Data is stored in locations which are regularly backed up rather than in temporary storage.  This means that centralised managed data stores are preferable to multiple local data copies.

Azure cloud is the default storage mechanism for the University’s data.

Data access rights must be granted at the lowest level

Access rights must be granted at the lowest level necessary for performing the required data operation

Providing users or systems with more access rights to the data or for a longer period than strictly necessary introduces unnecessary risk of abuse.

Users do not log in using administrator accounts.
Access rights are based on the role of the user.
Access should be granted only for the amount of time necessary.
Access rights that are no longer needed are revoked.

Data archiving

Data of obsolete/inactive data entities should be archived for audit purpose.

To agree on short, medium, long term archiving tiers and the best technology to archive University data.

Long-term storage solutions will be used for data which has been identified as inactive. 

Data to be archived for the long term will utilise low cost storage technology.

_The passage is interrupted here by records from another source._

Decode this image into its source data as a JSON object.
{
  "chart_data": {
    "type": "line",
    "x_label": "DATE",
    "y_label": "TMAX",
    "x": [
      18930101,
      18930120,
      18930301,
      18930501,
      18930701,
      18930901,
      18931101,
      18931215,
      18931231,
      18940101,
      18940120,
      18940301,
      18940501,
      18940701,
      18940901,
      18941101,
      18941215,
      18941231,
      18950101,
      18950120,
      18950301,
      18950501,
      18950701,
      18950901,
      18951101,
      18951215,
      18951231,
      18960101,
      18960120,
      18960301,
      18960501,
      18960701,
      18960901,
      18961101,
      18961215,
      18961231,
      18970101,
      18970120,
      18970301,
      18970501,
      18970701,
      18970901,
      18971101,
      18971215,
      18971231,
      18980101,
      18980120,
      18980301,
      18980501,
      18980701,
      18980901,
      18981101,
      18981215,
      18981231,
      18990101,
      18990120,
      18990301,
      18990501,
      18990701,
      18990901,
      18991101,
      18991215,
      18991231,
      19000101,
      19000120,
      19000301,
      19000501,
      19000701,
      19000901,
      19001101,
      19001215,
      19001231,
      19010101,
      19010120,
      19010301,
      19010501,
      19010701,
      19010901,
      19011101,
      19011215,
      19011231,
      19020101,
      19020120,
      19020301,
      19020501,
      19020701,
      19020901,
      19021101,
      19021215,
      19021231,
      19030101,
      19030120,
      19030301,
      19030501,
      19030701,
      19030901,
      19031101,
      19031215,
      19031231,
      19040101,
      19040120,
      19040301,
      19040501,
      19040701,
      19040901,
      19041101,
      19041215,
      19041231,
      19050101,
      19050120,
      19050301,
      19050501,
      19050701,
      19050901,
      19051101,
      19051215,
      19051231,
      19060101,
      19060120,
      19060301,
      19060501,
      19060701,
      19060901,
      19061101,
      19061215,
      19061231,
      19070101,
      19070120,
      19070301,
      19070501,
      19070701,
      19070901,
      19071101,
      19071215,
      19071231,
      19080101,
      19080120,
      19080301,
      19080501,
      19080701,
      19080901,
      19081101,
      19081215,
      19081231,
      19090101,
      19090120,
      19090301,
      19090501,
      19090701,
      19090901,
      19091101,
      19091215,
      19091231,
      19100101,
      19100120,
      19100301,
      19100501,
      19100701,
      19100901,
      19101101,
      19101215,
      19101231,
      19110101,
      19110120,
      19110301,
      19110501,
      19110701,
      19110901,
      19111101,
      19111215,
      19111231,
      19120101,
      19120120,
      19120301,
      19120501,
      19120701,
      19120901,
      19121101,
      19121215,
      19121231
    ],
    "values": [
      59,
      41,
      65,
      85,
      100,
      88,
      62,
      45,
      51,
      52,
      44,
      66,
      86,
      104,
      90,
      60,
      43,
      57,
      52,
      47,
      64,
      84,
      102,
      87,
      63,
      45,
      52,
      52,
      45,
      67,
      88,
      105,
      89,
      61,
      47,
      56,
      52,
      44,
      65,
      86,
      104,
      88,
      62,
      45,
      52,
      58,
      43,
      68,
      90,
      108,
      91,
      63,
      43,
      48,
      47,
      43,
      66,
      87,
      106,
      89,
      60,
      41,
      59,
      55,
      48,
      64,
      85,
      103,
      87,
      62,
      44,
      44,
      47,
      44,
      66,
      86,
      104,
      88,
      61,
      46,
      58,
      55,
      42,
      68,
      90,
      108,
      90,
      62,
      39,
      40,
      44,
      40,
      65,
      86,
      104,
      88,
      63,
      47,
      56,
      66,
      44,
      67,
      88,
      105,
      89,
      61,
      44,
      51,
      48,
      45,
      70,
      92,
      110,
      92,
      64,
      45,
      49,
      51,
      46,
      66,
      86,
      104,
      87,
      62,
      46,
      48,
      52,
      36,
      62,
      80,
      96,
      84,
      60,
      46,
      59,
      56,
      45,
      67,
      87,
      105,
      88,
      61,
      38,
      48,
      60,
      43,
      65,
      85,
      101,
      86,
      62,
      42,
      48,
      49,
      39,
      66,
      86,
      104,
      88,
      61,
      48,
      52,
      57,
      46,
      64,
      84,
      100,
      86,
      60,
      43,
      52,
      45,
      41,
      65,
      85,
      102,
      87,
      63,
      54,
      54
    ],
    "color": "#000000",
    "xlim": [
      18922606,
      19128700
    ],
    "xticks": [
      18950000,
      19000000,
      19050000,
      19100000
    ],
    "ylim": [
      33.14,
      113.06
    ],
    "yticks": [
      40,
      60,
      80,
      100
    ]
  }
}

Archived data that requires faster recoverability, such as legal and compliance, we should consider a solution based around short storage technology. This would require business justification due to the cost considerations.

Data retention

Data retention policies will support persistent data and records management to meet legal and business data archival requirements.

University data retention policy will be applied to data that is required to be archived for:

  • Compliance and Legal reasons along with its archived timeline.
  • Business specific requirements.
  • Operational purposes.

Data will be disposed of once the agreed retention period has expired following University disposal policy.

Data quality

Data quality will be maintained at a level to effectively support it business needs.

Data are provided by the source application.

Data are captured once.

Data are maintained in the source application.

Data quality rules should not be hard coded to the code of the application, instead it should be managed by a data quality management tool.

Data compliance

University always strive to comply with international best practice in data protection and privacy.

Data ownership

Every data item must have an owner.

Data ownership must be articulated with associated responsibilities clearly defined to the data owner.

Ensure data owners are involved in projects that ‘touch’ their data.

Data governance

Data governance is everyone’s responsibility. All data stakeholders contribute to data governance policies and their implementation and adoption.

Data lineage provides important metadata for data consumers and should be recorded and available where needed.

Rules for data usage, sharing, ownership and management responsibility need to be defined and standardised.